I like Seekforever's idea of rechecking chechsums after copying a (known good) archive in each direction between the NAS and a local drive. I will try this tonight. There are definite XP issues with copying large files (the dreaded "out of resources" error which is frequently described in various forums) and when I initially tried to move the archive onto a local drive (as per bodgy's idea) I ran into this. I think I ended up using robocopy (or one of its gui derivatives) which avoided this. (I still cannot believe that Microsoft hasn't fixed this in a Service Pack, beta testing must have revealed it?!)

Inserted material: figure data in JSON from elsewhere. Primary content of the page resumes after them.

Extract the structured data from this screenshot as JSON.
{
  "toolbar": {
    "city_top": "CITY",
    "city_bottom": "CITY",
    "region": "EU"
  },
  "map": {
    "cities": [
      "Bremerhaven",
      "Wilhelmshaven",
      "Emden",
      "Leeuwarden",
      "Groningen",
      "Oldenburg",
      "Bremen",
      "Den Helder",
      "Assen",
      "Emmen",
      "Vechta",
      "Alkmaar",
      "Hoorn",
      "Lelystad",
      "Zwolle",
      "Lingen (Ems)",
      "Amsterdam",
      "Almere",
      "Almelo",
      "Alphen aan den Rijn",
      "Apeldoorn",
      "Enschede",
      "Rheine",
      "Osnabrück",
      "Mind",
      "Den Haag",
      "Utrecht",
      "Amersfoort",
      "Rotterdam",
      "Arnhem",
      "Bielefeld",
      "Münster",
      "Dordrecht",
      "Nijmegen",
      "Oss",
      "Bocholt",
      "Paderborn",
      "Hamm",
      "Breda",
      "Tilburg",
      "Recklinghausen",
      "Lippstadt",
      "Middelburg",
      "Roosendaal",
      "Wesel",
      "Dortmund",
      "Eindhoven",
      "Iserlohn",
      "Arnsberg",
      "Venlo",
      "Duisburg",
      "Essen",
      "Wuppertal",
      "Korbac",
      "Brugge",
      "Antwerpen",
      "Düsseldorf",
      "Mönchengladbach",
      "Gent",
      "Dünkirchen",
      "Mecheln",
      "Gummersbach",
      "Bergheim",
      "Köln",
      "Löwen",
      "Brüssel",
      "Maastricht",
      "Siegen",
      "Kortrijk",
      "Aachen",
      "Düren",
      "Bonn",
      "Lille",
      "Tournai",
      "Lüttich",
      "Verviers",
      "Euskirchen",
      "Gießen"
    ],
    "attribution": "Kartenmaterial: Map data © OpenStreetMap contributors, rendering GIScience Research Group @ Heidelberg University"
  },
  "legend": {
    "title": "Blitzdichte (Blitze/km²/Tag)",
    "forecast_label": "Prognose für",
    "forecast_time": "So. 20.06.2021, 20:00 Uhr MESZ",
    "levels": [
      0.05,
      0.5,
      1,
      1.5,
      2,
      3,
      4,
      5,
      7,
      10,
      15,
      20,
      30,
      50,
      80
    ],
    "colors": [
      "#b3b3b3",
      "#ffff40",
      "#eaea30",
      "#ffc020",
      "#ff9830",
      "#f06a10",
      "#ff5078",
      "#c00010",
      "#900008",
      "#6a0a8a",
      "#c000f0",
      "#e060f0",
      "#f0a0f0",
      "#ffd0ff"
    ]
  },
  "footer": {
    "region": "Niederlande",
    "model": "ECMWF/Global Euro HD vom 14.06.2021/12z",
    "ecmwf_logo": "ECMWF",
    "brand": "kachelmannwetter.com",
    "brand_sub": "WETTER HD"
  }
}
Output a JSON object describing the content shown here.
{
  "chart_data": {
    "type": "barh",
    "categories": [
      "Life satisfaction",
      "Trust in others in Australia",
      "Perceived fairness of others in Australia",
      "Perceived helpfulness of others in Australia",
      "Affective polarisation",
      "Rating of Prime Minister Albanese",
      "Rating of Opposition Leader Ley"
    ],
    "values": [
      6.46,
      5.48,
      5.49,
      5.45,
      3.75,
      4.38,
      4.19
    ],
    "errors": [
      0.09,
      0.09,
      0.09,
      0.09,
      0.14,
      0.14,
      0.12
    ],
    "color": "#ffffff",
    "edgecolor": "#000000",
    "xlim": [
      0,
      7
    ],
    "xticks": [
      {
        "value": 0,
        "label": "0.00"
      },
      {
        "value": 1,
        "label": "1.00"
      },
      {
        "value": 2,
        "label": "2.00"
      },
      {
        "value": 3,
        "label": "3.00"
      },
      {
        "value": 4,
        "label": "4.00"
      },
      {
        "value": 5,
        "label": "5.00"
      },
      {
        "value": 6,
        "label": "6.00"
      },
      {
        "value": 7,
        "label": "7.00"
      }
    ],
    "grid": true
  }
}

Unfortunately bodgy's idea of copying the .tib file from the NAS to a local drive did not allow me to successfully validate it.

I've given some thought to the design of a "quick and dirty" tool to recover what I can from a mounted archive. I'll probably use a shell script running on Cygwin, I'll post again once it is workiing in case it is of any use to anyone else.

Who would have thought that backup technologies bring with them so many problems?

Regards,

Allan.

re: Acronis True Image v8.0

While trying to restore a fairly large directory tree from a "plugged-in" backup image, the copy process craps out with:

"Cannot copy [filename]: Access is denied. Make sure the disk is not full or write-protected and that the file is not currently in use."

The error is presumably due to a bad sector on the backup disk, because none of those conditions obtains. But the ultimate problem seems to be that, when using "Explore Image" rather "Restore Image", True Image is relying on Microsoft's copy facility in Windows Explorer, which famously has little or no error recovery logic. (Whenever Windows Explorer hits a snag, it simply aborts the entire copy and emits this useless error message. One has no way of knowing which files have been copied and which have not, because Microsoft copies files in no discernable order. Obviously it must be using *some* algorithm, but I've never figured it out.)

The whole reason I bought True Image was to _AVOID_ Microsoft's fragile copy logic. I'd be happy to ignore the occasional bad file if I could get the rest of the good ones copied over.

Any suggestions for how to get around this?